В России дело обстояло иначе. Недаром В. Г. Белинский сочетал в своей знаменитой статье литературный анализ трагедии Шекспира с описанием актерского исполнения роли Гамлета (В. Г. Белинский. «Гамлет», драма Шекспира. Мочалов в роли Гамлета», 1838). В 70-80-х годах прошлого века главными пропагандистами Шекспира на русской провинциальной сцене были студенты. И не только пропагандистами. Они (как это, например, видно из творческой биографии замечательного русского «шекспировского» актера М. Т. Иванова-Козельского) подробно консультировали актеров, сообщая им выводы шекспироведческих работ. Близок к театру был и выдающийся русский шекспировед, профессор Московского университета Н.И. Стороженко. И все же лишь в советское время уже не отдельными учеными или актерами, но общими усилиями тех и других стал строиться широкий и прочный мост, соединяющий две столь, казалось бы, чуждые друг другу области. Мы хотим здесь поговорить о практическом значении этой «постройки».
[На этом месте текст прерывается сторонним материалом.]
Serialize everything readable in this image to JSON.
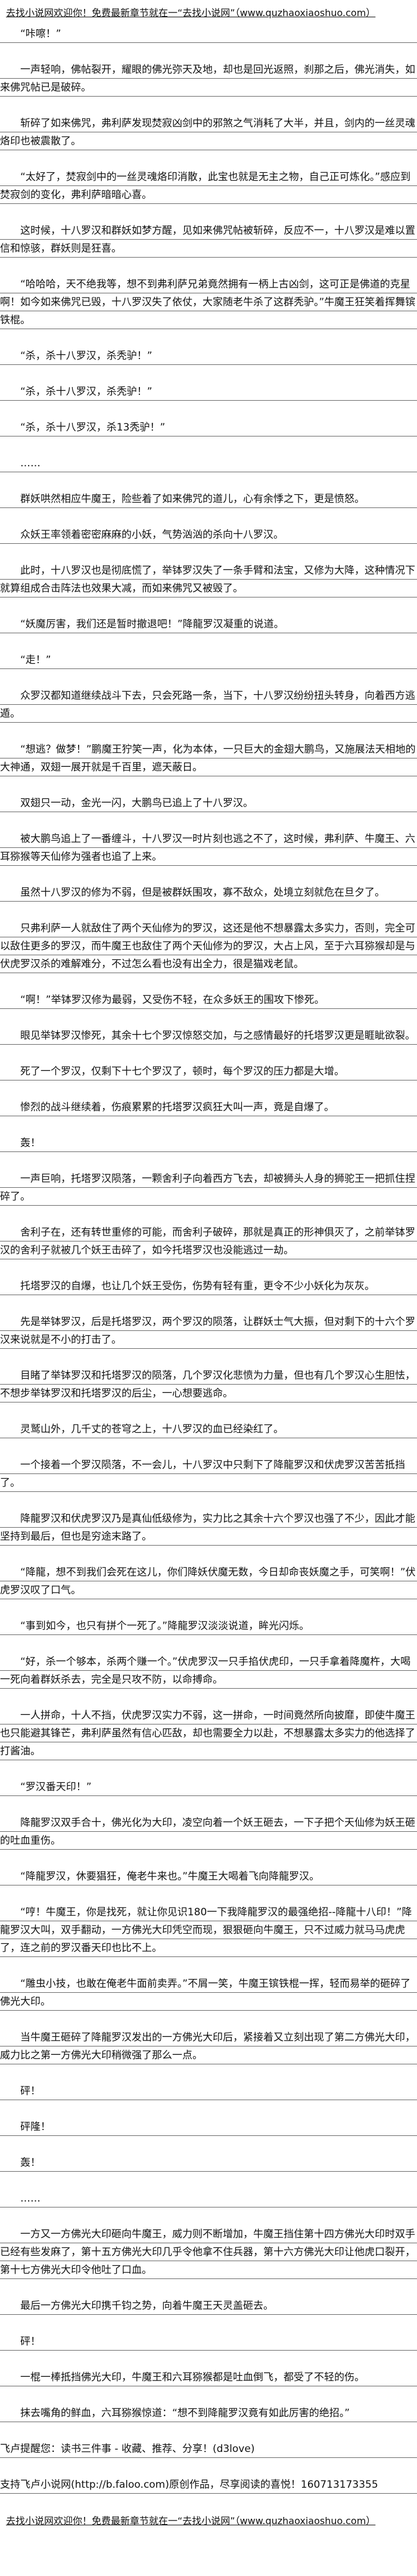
{
  "banner": "去找小说网欢迎你！免费最新章节就在一“去找小说网”（www.quzhaoxiaoshuo.com）",
  "paragraphs": [
    "“咔嚓！”",
    "一声轻响，佛帖裂开，耀眼的佛光弥天及地，却也是回光返照，刹那之后，佛光消失，如来佛咒帖已是破碎。",
    "斩碎了如来佛咒，弗利萨发现焚寂凶剑中的邪煞之气消耗了大半，并且，剑内的一丝灵魂烙印也被震散了。",
    "“太好了，焚寂剑中的一丝灵魂烙印消散，此宝也就是无主之物，自己正可炼化。”感应到焚寂剑的变化，弗利萨暗暗心喜。",
    "这时候，十八罗汉和群妖如梦方醒，见如来佛咒帖被斩碎，反应不一，十八罗汉是难以置信和惊骇，群妖则是狂喜。",
    "“哈哈哈，天不绝我等，想不到弗利萨兄弟竟然拥有一柄上古凶剑，这可正是佛道的克星啊！如今如来佛咒已毁，十八罗汉失了依仗，大家随老牛杀了这群秃驴。”牛魔王狂笑着挥舞镔铁棍。",
    "“杀，杀十八罗汉，杀秃驴！”",
    "“杀，杀十八罗汉，杀秃驴！”",
    "“杀，杀十八罗汉，杀13秃驴！”",
    "……",
    "群妖哄然相应牛魔王，险些着了如来佛咒的道儿，心有余悸之下，更是愤怒。",
    "众妖王率领着密密麻麻的小妖，气势汹汹的杀向十八罗汉。",
    "此时，十八罗汉也是彻底慌了，举钵罗汉失了一条手臂和法宝，又修为大降，这种情况下就算组成合击阵法也效果大减，而如来佛咒又被毁了。",
    "“妖魔厉害，我们还是暂时撤退吧！”降龍罗汉凝重的说道。",
    "“走！”",
    "众罗汉都知道继续战斗下去，只会死路一条，当下，十八罗汉纷纷扭头转身，向着西方逃遁。",
    "“想逃？做梦！”鹏魔王狞笑一声，化为本体，一只巨大的金翅大鹏鸟，又施展法天相地的大神通，双翅一展开就是千百里，遮天蔽日。",
    "双翅只一动，金光一闪，大鹏鸟已追上了十八罗汉。",
    "被大鹏鸟追上了一番缠斗，十八罗汉一时片刻也逃之不了，这时候，弗利萨、牛魔王、六耳猕猴等天仙修为强者也追了上来。",
    "虽然十八罗汉的修为不弱，但是被群妖围攻，寡不敌众，处境立刻就危在旦夕了。",
    "只弗利萨一人就敌住了两个天仙修为的罗汉，这还是他不想暴露太多实力，否则，完全可以敌住更多的罗汉，而牛魔王也敌住了两个天仙修为的罗汉，大占上风，至于六耳猕猴却是与伏虎罗汉杀的难解难分，不过怎么看也没有出全力，很是猫戏老鼠。",
    "“啊！”举钵罗汉修为最弱，又受伤不轻，在众多妖王的围攻下惨死。",
    "眼见举钵罗汉惨死，其余十七个罗汉惊怒交加，与之感情最好的托塔罗汉更是睚眦欲裂。",
    "死了一个罗汉，仅剩下十七个罗汉了，顿时，每个罗汉的压力都是大增。",
    "惨烈的战斗继续着，伤痕累累的托塔罗汉疯狂大叫一声，竟是自爆了。",
    "轰！",
    "一声巨响，托塔罗汉陨落，一颗舍利子向着西方飞去，却被狮头人身的狮驼王一把抓住捏碎了。",
    "舍利子在，还有转世重修的可能，而舍利子破碎，那就是真正的形神俱灭了，之前举钵罗汉的舍利子就被几个妖王击碎了，如今托塔罗汉也没能逃过一劫。",
    "托塔罗汉的自爆，也让几个妖王受伤，伤势有轻有重，更令不少小妖化为灰灰。",
    "先是举钵罗汉，后是托塔罗汉，两个罗汉的陨落，让群妖士气大振，但对剩下的十六个罗汉来说就是不小的打击了。",
    "目睹了举钵罗汉和托塔罗汉的陨落，几个罗汉化悲愤为力量，但也有几个罗汉心生胆怯，不想步举钵罗汉和托塔罗汉的后尘，一心想要逃命。",
    "灵鹫山外，几千丈的苍穹之上，十八罗汉的血已经染红了。",
    "一个接着一个罗汉陨落，不一会儿，十八罗汉中只剩下了降龍罗汉和伏虎罗汉苦苦抵挡了。",
    "降龍罗汉和伏虎罗汉乃是真仙低级修为，实力比之其余十六个罗汉也强了不少，因此才能坚持到最后，但也是穷途末路了。",
    "“降龍，想不到我们会死在这儿，你们降妖伏魔无数，今日却命丧妖魔之手，可笑啊！”伏虎罗汉叹了口气。",
    "“事到如今，也只有拼个一死了。”降龍罗汉淡淡说道，眸光闪烁。",
    "“好，杀一个够本，杀两个赚一个。”伏虎罗汉一只手掐伏虎印，一只手拿着降魔杵，大喝一死向着群妖杀去，完全是只攻不防，以命搏命。",
    "一人拼命，十人不挡，伏虎罗汉实力不弱，这一拼命，一时间竟然所向披靡，即使牛魔王也只能避其锋芒，弗利萨虽然有信心匹敌，却也需要全力以赴，不想暴露太多实力的他选择了打酱油。",
    "“罗汉番天印！”",
    "降龍罗汉双手合十，佛光化为大印，凌空向着一个妖王砸去，一下子把个天仙修为妖王砸的吐血重伤。",
    "“降龍罗汉，休要猖狂，俺老牛来也。”牛魔王大喝着飞向降龍罗汉。",
    "“哼！牛魔王，你是找死，就让你见识180一下我降龍罗汉的最强绝招--降龍十八印！”降龍罗汉大叫，双手翻动，一方佛光大印凭空而现，狠狠砸向牛魔王，只不过威力就马马虎虎了，连之前的罗汉番天印也比不上。",
    "“雕虫小技，也敢在俺老牛面前卖弄。”不屑一笑，牛魔王镔铁棍一挥，轻而易举的砸碎了佛光大印。",
    "当牛魔王砸碎了降龍罗汉发出的一方佛光大印后，紧接着又立刻出现了第二方佛光大印，威力比之第一方佛光大印稍微强了那么一点。",
    "砰！",
    "砰隆！",
    "轰！",
    "……",
    "一方又一方佛光大印砸向牛魔王，威力则不断增加，牛魔王挡住第十四方佛光大印时双手已经有些发麻了，第十五方佛光大印几乎令他拿不住兵器，第十六方佛光大印让他虎口裂开，第十七方佛光大印令他吐了口血。",
    "最后一方佛光大印携千钧之势，向着牛魔王天灵盖砸去。",
    "砰！",
    "一棍一棒抵挡佛光大印，牛魔王和六耳猕猴都是吐血倒飞，都受了不轻的伤。",
    "抹去嘴角的鲜血，六耳猕猴惊道：“想不到降龍罗汉竟有如此厉害的绝招。”"
  ],
  "footer": {
    "reminder": "飞卢提醒您：读书三件事 - 收藏、推荐、分享！(d3love)",
    "support": "支持飞卢小说网(http://b.faloo.com)原创作品，尽享阅读的喜悦！160713173355"
  }
}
Присматриваясь к постановкам пьес Шекспира на советской сцене, нетрудно заметить, что режиссеры и актеры все глубже и тщательней изучают смысловую сторону текста, стараясь до конца разобраться в каждой детали. Чем обширней такого рода знание, тем богаче выбор, тем многокрасочнее режиссерская и актерская палитра.
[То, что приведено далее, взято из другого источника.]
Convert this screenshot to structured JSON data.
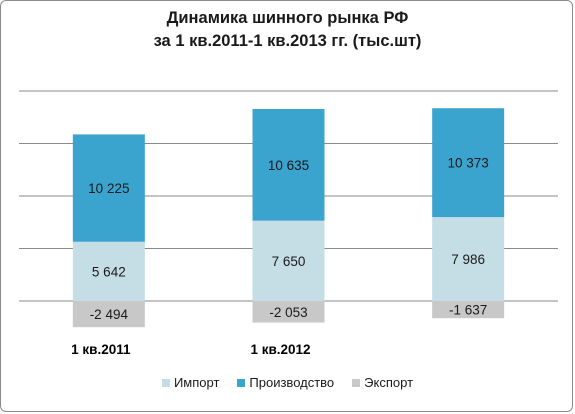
{
  "chart_data": {
    "type": "bar",
    "stacked": true,
    "title_lines": [
      "Динамика шинного рынка РФ",
      "за 1 кв.2011-1 кв.2013 гг. (тыс.шт)"
    ],
    "categories": [
      "1 кв.2011",
      "1 кв.2012",
      ""
    ],
    "series": [
      {
        "name": "Импорт",
        "color": "#c5dde5",
        "values": [
          5642,
          7650,
          7986
        ],
        "labels": [
          "5 642",
          "7 650",
          "7 986"
        ]
      },
      {
        "name": "Производство",
        "color": "#3aa3ce",
        "values": [
          10225,
          10635,
          10373
        ],
        "labels": [
          "10 225",
          "10 635",
          "10 373"
        ]
      },
      {
        "name": "Экспорт",
        "color": "#c8c8c8",
        "values": [
          -2494,
          -2053,
          -1637
        ],
        "labels": [
          "-2 494",
          "-2 053",
          "-1 637"
        ]
      }
    ],
    "ylim": [
      -5000,
      20000
    ],
    "grid": true,
    "legend_position": "bottom"
  }
}
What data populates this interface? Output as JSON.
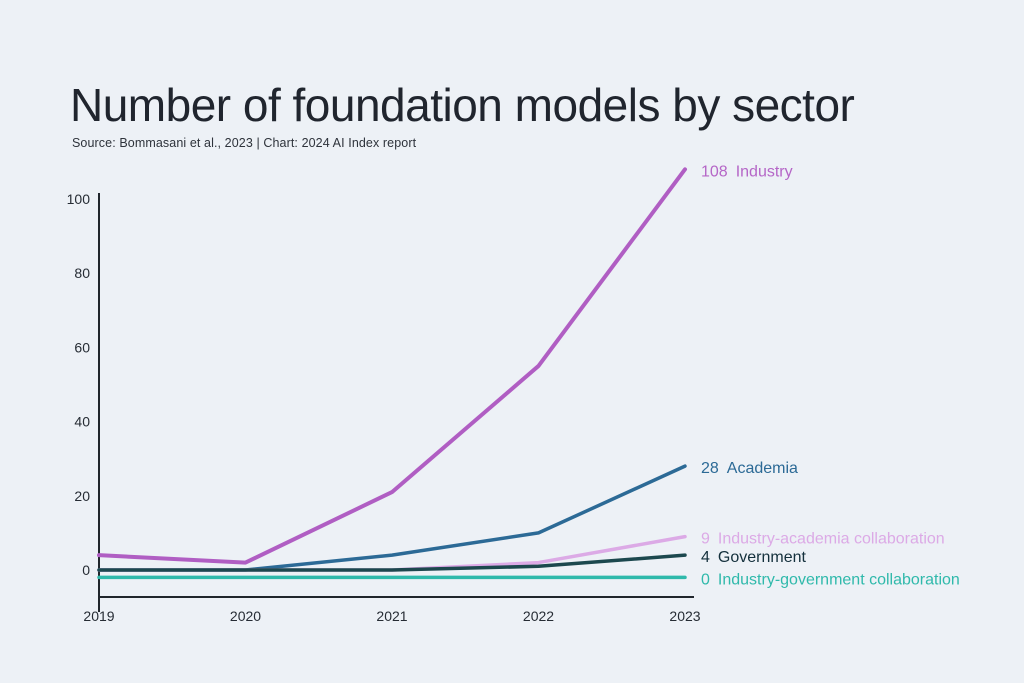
{
  "chart": {
    "title": "Number of foundation models by sector",
    "source": "Source: Bommasani et al., 2023 | Chart: 2024 AI Index report"
  },
  "chart_data": {
    "type": "line",
    "title": "Number of foundation models by sector",
    "source": "Source: Bommasani et al., 2023 | Chart: 2024 AI Index report",
    "x": [
      "2019",
      "2020",
      "2021",
      "2022",
      "2023"
    ],
    "y_ticks": [
      0,
      20,
      40,
      60,
      80,
      100
    ],
    "ylim": [
      0,
      100
    ],
    "grid": false,
    "legend_position": "right-end-labels",
    "background_color": "#edf1f6",
    "axis_color": "#20262c",
    "series": [
      {
        "name": "Academia",
        "values": [
          0,
          0,
          4,
          10,
          28
        ],
        "color": "#2c6a96",
        "label_color": "#2c6a96",
        "end_label": "28",
        "stroke_width": 3.5,
        "display_offset": 0
      },
      {
        "name": "Industry-academia collaboration",
        "values": [
          0,
          0,
          0,
          2,
          9
        ],
        "color": "#dcaae6",
        "label_color": "#dcaae6",
        "end_label": "9",
        "stroke_width": 3.5,
        "display_offset": 0
      },
      {
        "name": "Industry-government collaboration",
        "values": [
          0,
          0,
          0,
          0,
          0
        ],
        "color": "#2fb9ab",
        "label_color": "#2fb9ab",
        "end_label": "0",
        "stroke_width": 3.5,
        "display_offset": -2
      },
      {
        "name": "Government",
        "values": [
          0,
          0,
          0,
          1,
          4
        ],
        "color": "#1c484e",
        "label_color": "#14303c",
        "end_label": "4",
        "stroke_width": 3.5,
        "display_offset": 0
      },
      {
        "name": "Industry",
        "values": [
          4,
          2,
          21,
          55,
          108
        ],
        "color": "#b05ec3",
        "label_color": "#b566c7",
        "end_label": "108",
        "stroke_width": 4,
        "display_offset": 0
      }
    ]
  }
}
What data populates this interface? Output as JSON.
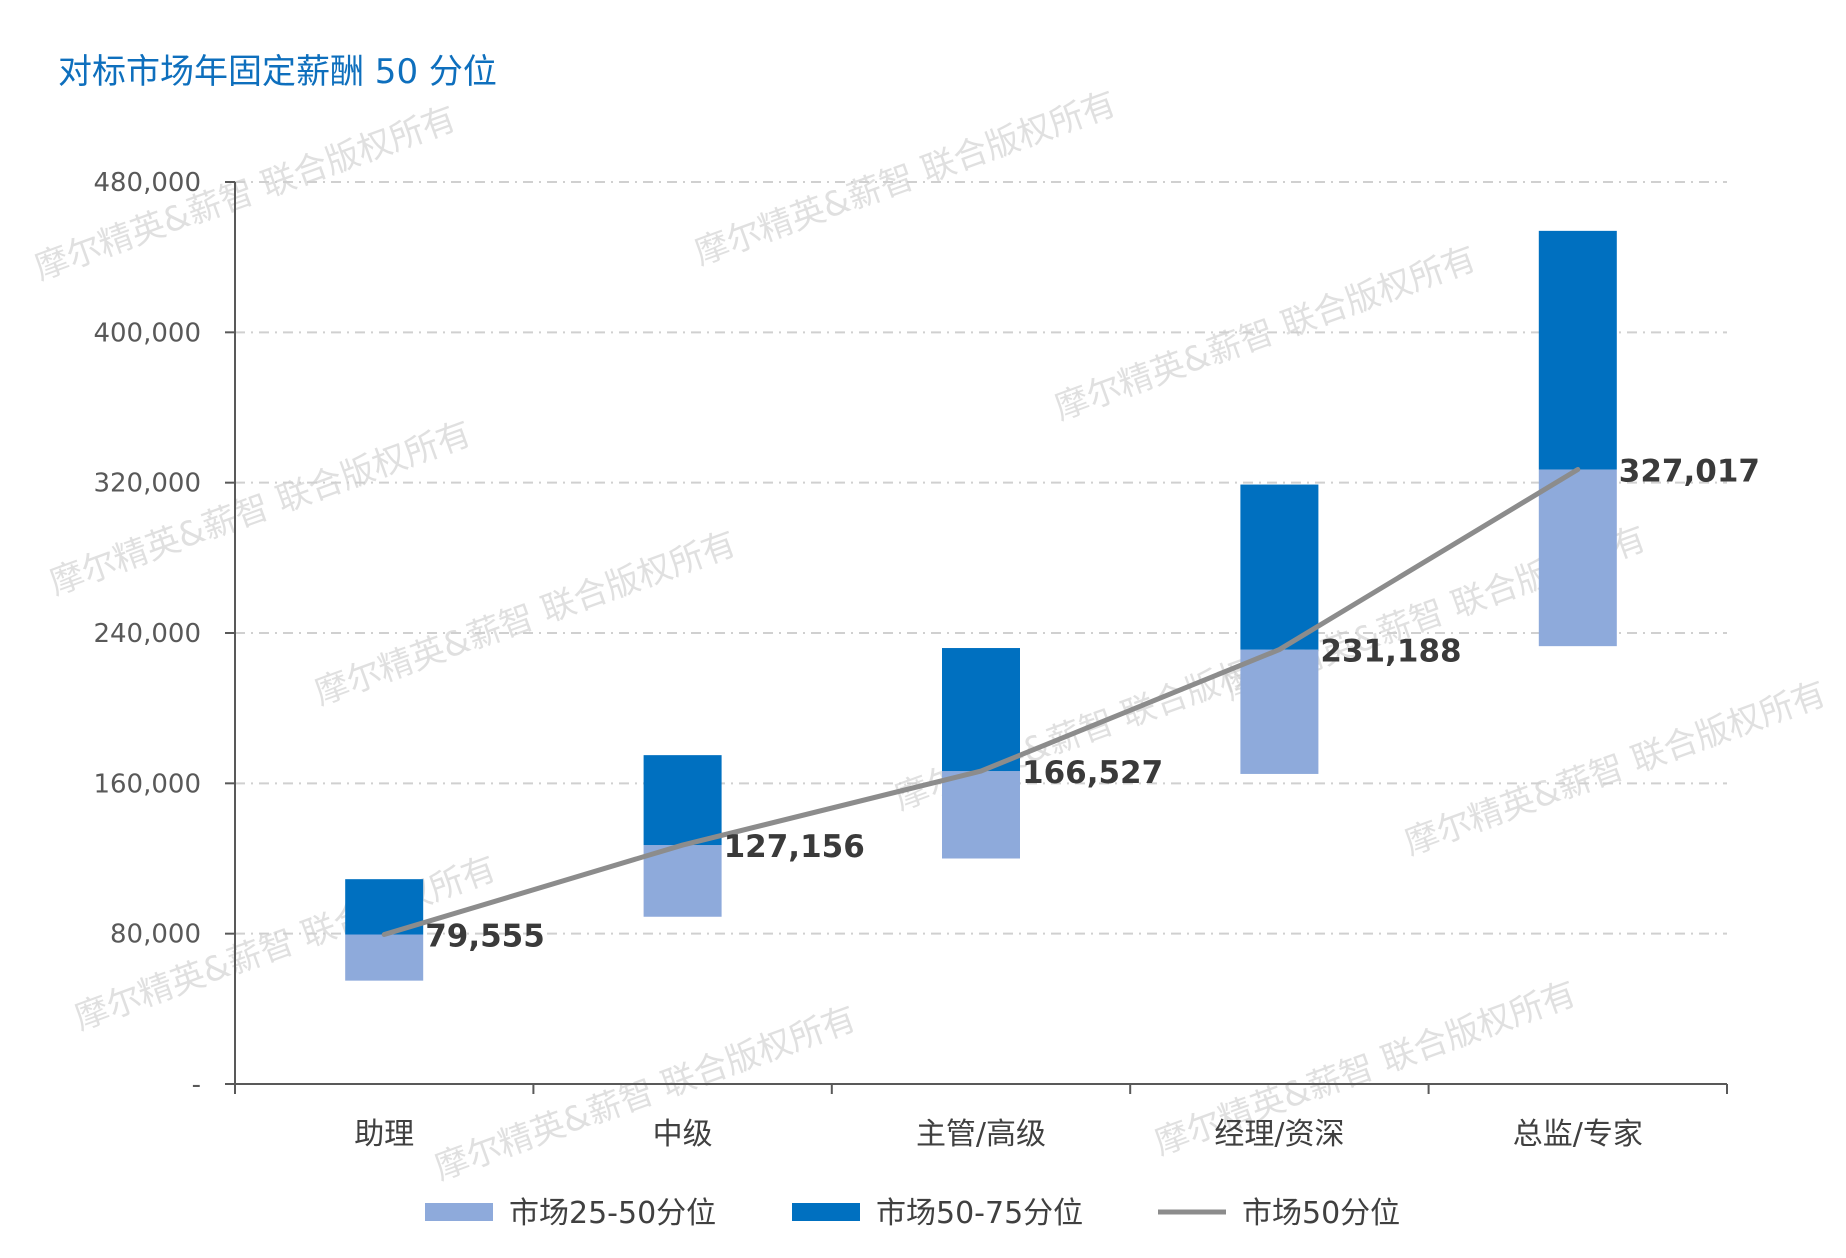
{
  "chart_data": {
    "type": "bar",
    "title": "对标市场年固定薪酬 50 分位",
    "categories": [
      "助理",
      "中级",
      "主管/高级",
      "经理/资深",
      "总监/专家"
    ],
    "ylim": [
      0,
      480000
    ],
    "yticks": [
      0,
      80000,
      160000,
      240000,
      320000,
      400000,
      480000
    ],
    "ytick_labels": [
      "-",
      "80,000",
      "160,000",
      "240,000",
      "320,000",
      "400,000",
      "480,000"
    ],
    "grid": true,
    "legend_position": "bottom",
    "p25": [
      55000,
      89000,
      120000,
      165000,
      233000
    ],
    "p75": [
      109000,
      175000,
      232000,
      319000,
      454000
    ],
    "series": [
      {
        "name": "市场25-50分位",
        "kind": "bar",
        "color": "#8eaadb",
        "range": "p25-p50"
      },
      {
        "name": "市场50-75分位",
        "kind": "bar",
        "color": "#0070c0",
        "range": "p50-p75"
      },
      {
        "name": "市场50分位",
        "kind": "line",
        "color": "#8c8c8c",
        "values": [
          79555,
          127156,
          166527,
          231188,
          327017
        ]
      }
    ],
    "data_labels": [
      "79,555",
      "127,156",
      "166,527",
      "231,188",
      "327,017"
    ]
  },
  "watermark_text": "摩尔精英&薪智 联合版权所有"
}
Трагедию о венецианском мавре искони толковали исключительно как трагедию ревности. В гармонию «цивилизованного» венецианского общества врывался чернокожий дикарь и, бешено ревнуя, душил свою несчастную жертву. Мораль ясна: не выходи замуж за чернокожего. Вообще брак Отелло и Дездемоны был многим не по вкусу. Недаром во французской переделке Дюси (XVIII век) они лишь жених и невеста. В прошлом веке в Америке даже нашелся комментатор, —который совершенно серьезно доказывал, что Отелло вовсе не чернокожий африканец {В 1868 г. Мори Престон писала, что черный цвет кожи Отелло — случайная «игра фантазии» Шекспира и является «единственным изъяном в остальном безупречной пьесы». «Отелло — белокожий», — с упрямством повторяла она.}. Советский театр поднял великую трагедию на небывалую высоту, разгадав в ней прежде всего восхваление любви чернокожего военачальника и венецианки, утверждение гениальным гуманистом природного равенства людей. По сделанным нами подсчетам, эпитет «свободная» чаще, чем к кому-нибудь из других персонажей Шекспира, применяется к Дездемоне.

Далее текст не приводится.